The impact for Europe
by
Prof T. Sauer (Antwerp University)
13 May 2026, 2 pm (CEST)
ZOOM only
Abstract:
The presentation will start from two elements that make the European decision-makers and people afraid: the war in Ukraine and the abandonment of Europe by the US. This leads to a militarization of our European societies.Next, I will try to explain what is happening. We should go beyond the personalities of Trump and Putin. The balance of power in the world is changing. First, from bipolarity towards unipolarity after the Cold War leading to hubris in US foreign policy, more in particular decades long wars in Iraq and Afghanistan, and NATO expansion including Ukraine. The latter provoked Russia into war. Second, the rise of China and the relative decline of the US, which partly explains the election of Donald Trump and Trump’s unilateralist foreign policy, including the abandonment of allies like NATO. Lastly, I will come up with a proposal for Europe: further integration (including defense); strategic autonomy; the end of NATO. But at the same time not abandoning the liberal world order in the sense of keep cooperating with other regional powers (like Russia, China, maybe the US) in the form of international organizations and international treaties.
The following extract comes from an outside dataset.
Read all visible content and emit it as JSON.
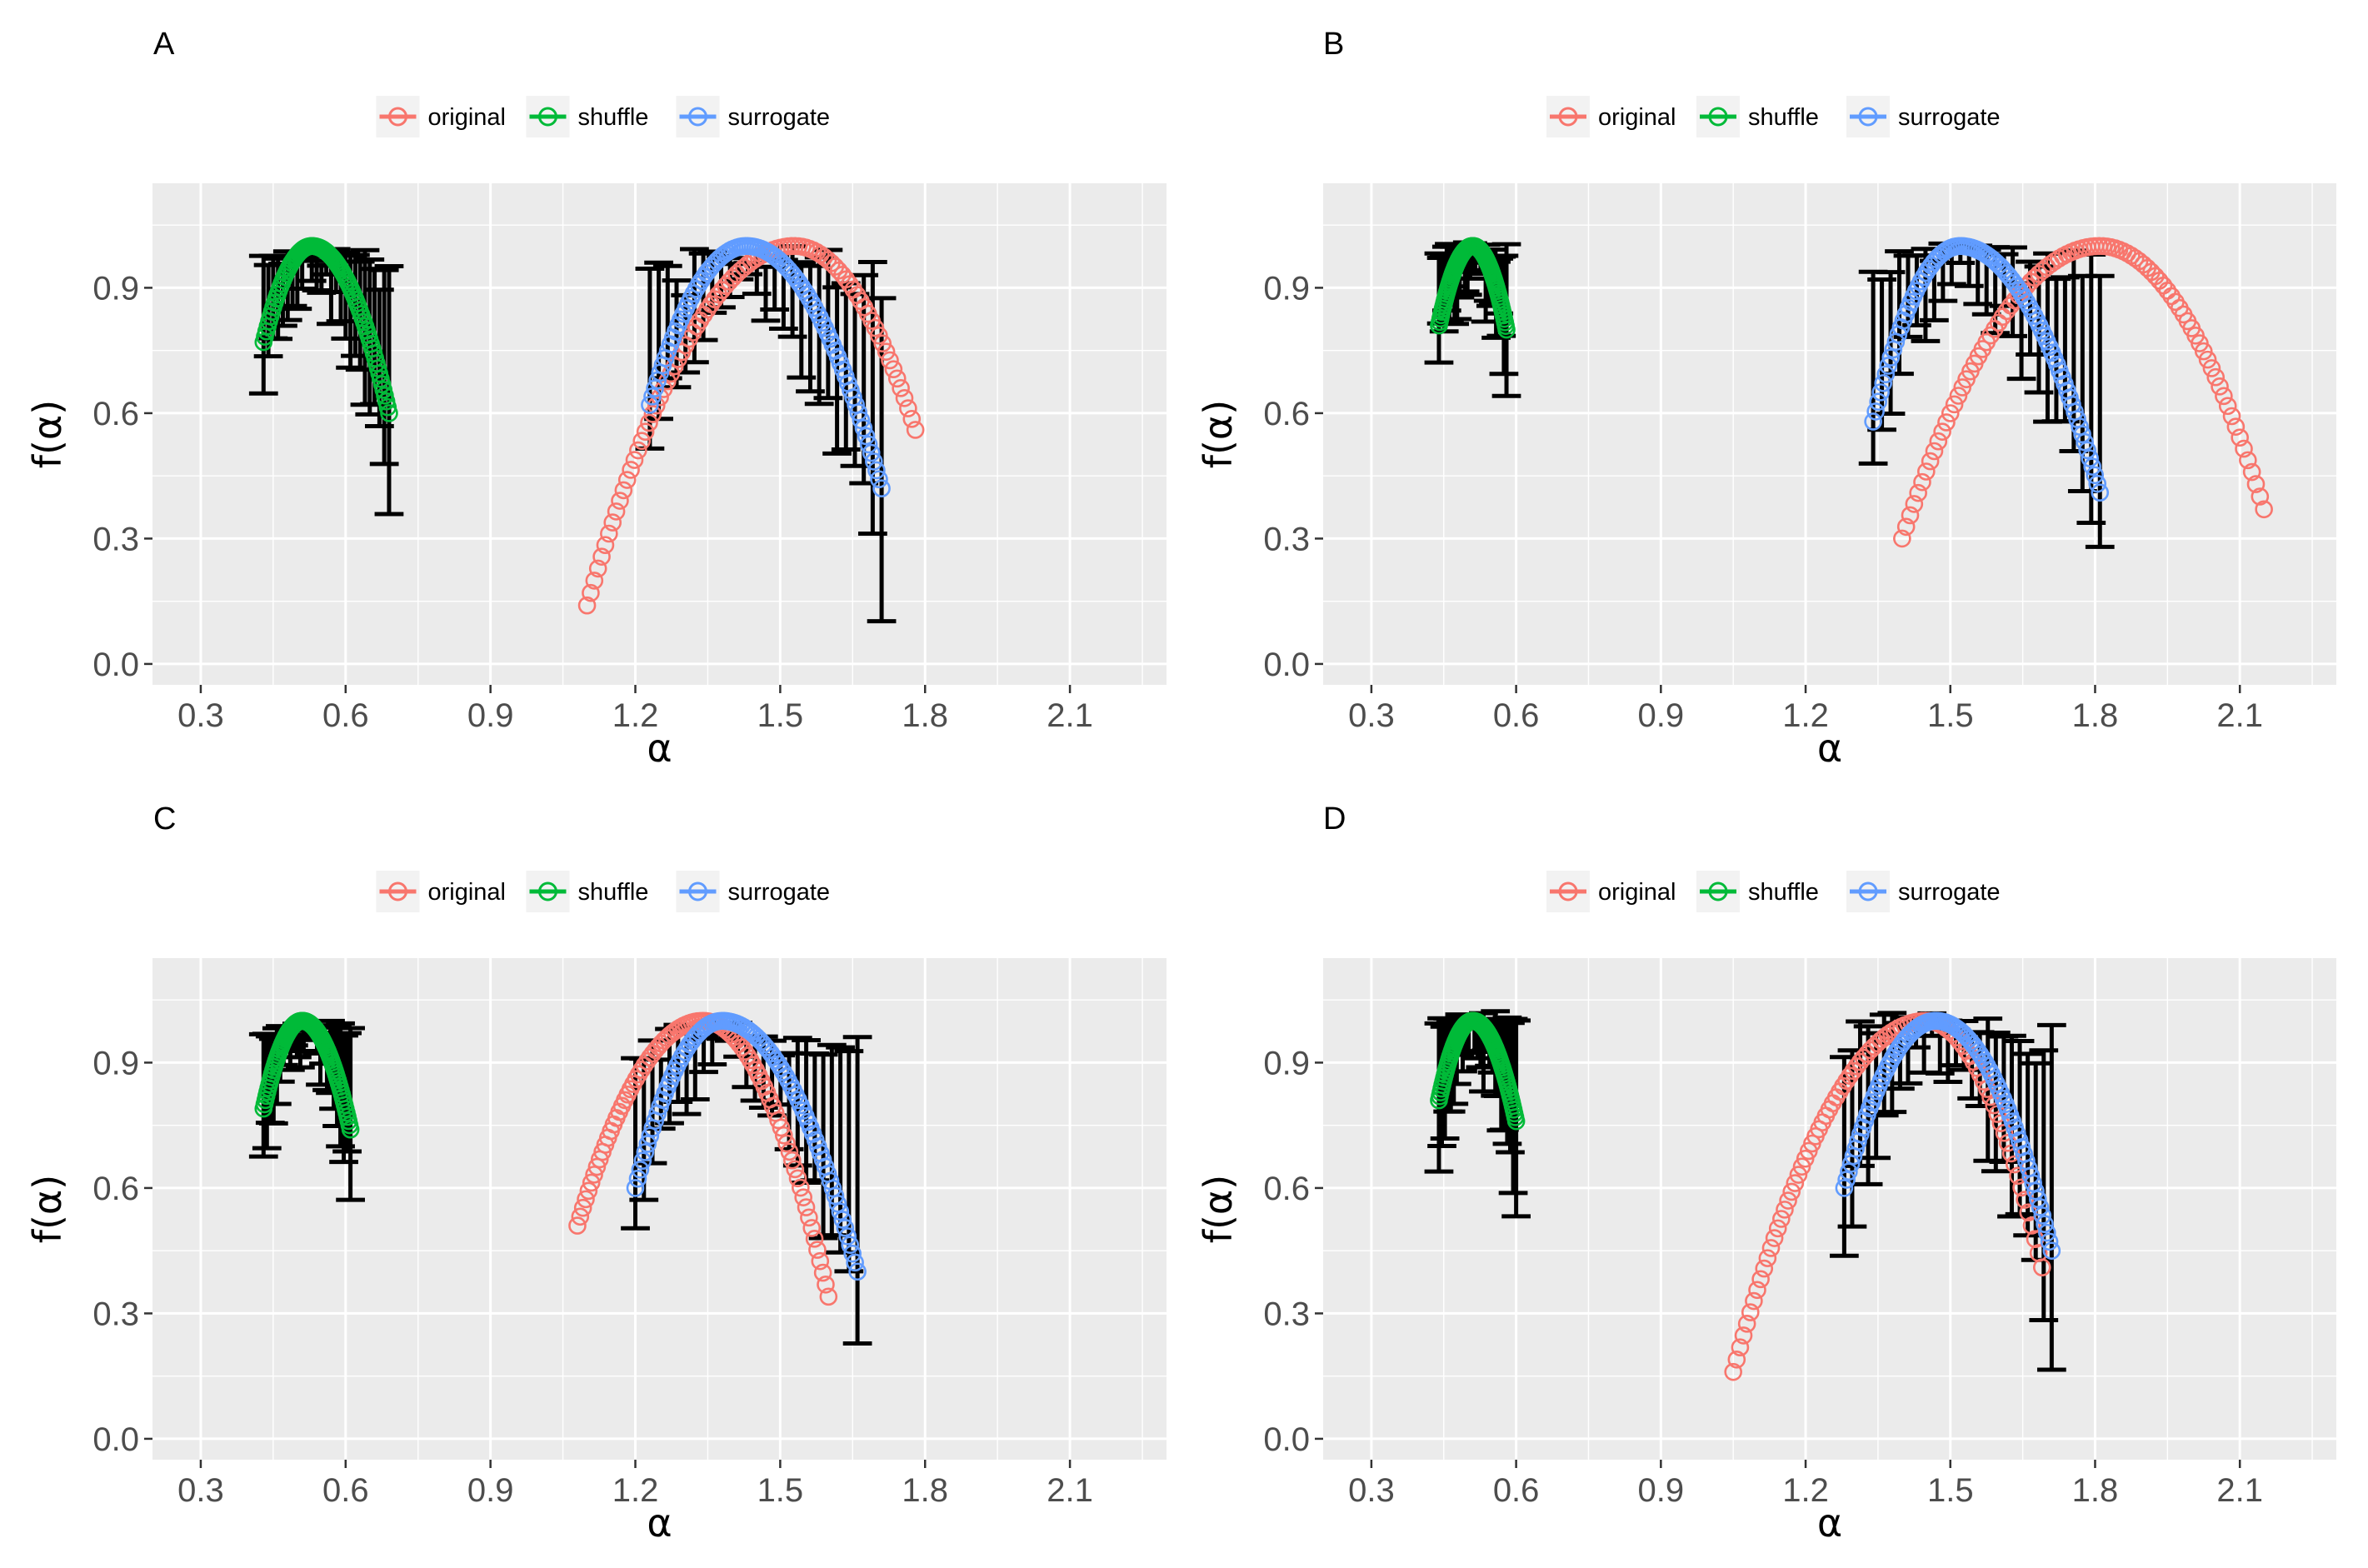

Regionally, we should integrate Russia in a new security order based on collective security (eg a strengthened OSCE). Globally, we should strengthen the UN, including by reforming the UN Security Council.
Tom Sauer is Professor in International Politics at the Universiteit Antwerpen, Belgium. He has published ten books and dozens of peer-reviewed journal articles, mostly on nuclear arms control, as well as more than 250 op-eds. He is on the Board of Pax Christi Flanders. He is member of the Scientific Committee of the International Institute of Peace (Vienna, Austria). Sauer has been a Research Fellow at Harvard University, at SAIS (Johns Hopkins University, Washington DC, US) and is currently Research Fellow at Meiji Gakuin University in Tokyo (Japan). He also received the Rotary Alumni Global Service Award.